Tras ver los primeros segundos de La nostalgia del centauro queda claro que las imágenes y el sonido tendrán absoluta preponderancia por sobre las palabras. Cada plano y cada capa de ese sonido con fuerte presencia de la naturaleza adquieren una dimensión y un sentido que superan por mucho a los balbuceos o diálogos mínimos que ofrecen los protagonistas de este documental.
Es que el film está dedicado a Juan y a Alba, dos ancianos que viven en un paraje aislado de los cerros tucumanos manteniendo las costumbres gauchescas. Juan recita viejos poemas o canciones y Alba cuenta alguna anécdota mínima, pero no hay nada demasiado interesante o importante que puedan ofrecer desde lo oral. Lo valioso del registro tiene que ver con su dinámica cotidiana y la del entorno, que pasa por pastar ovejas, afilar un cuchillo, preparar un asado o participar en un desfile (gauchesco, claro, ya que nadie anda sin su sombrero ni su caballo).
La película -bella y elegíaca- nos deja la sensación de estar asistiendo a un micromundo en vías de extinción, al final de una época en un paraíso natural y con una forma de vida dominada por las tradiciones que el implacable progreso se encargará muy pronto de arrasar.
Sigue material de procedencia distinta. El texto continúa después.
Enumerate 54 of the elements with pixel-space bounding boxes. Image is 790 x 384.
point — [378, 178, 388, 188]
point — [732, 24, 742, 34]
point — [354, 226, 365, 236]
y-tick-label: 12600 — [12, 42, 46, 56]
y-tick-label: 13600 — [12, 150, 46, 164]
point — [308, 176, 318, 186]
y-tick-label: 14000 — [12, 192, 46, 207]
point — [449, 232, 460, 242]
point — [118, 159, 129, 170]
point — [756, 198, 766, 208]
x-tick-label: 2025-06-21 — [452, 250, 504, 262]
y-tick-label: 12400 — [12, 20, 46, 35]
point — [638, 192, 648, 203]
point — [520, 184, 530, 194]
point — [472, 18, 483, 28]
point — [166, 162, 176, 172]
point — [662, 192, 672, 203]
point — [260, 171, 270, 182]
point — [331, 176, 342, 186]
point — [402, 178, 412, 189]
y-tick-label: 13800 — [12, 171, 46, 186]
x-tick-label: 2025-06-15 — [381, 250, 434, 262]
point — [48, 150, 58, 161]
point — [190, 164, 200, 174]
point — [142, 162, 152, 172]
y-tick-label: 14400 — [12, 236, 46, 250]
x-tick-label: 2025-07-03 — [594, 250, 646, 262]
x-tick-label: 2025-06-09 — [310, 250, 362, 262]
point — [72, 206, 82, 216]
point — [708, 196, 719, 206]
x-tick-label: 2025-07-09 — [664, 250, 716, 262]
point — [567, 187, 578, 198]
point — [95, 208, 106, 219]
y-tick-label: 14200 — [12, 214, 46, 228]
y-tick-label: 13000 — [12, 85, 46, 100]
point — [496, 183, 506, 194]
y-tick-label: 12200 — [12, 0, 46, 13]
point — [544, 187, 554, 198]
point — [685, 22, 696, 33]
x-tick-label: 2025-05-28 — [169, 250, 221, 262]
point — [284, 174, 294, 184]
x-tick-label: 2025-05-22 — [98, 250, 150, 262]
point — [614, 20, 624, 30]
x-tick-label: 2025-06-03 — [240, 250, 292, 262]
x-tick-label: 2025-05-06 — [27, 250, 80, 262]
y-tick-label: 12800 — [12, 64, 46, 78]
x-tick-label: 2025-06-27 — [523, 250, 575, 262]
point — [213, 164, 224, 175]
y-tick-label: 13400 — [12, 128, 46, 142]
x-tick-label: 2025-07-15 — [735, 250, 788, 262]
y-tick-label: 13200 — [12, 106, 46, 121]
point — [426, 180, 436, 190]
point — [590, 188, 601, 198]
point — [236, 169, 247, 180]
Torchinsky es fiel, dedicado y respetuoso en su observación no intrusiva (más allá de algunas interacciones y preguntas a los ancianos), con un sólido trabajo del fuera de campo visual y sonoro, y alejada de todo pintoresquismo o manipulación. Una exploración sobre el paso del tiempo, sobre los recuerdos y el valor de la memoria, con dos seres sencillos, comunes y al mismo tiempo extraordinarios.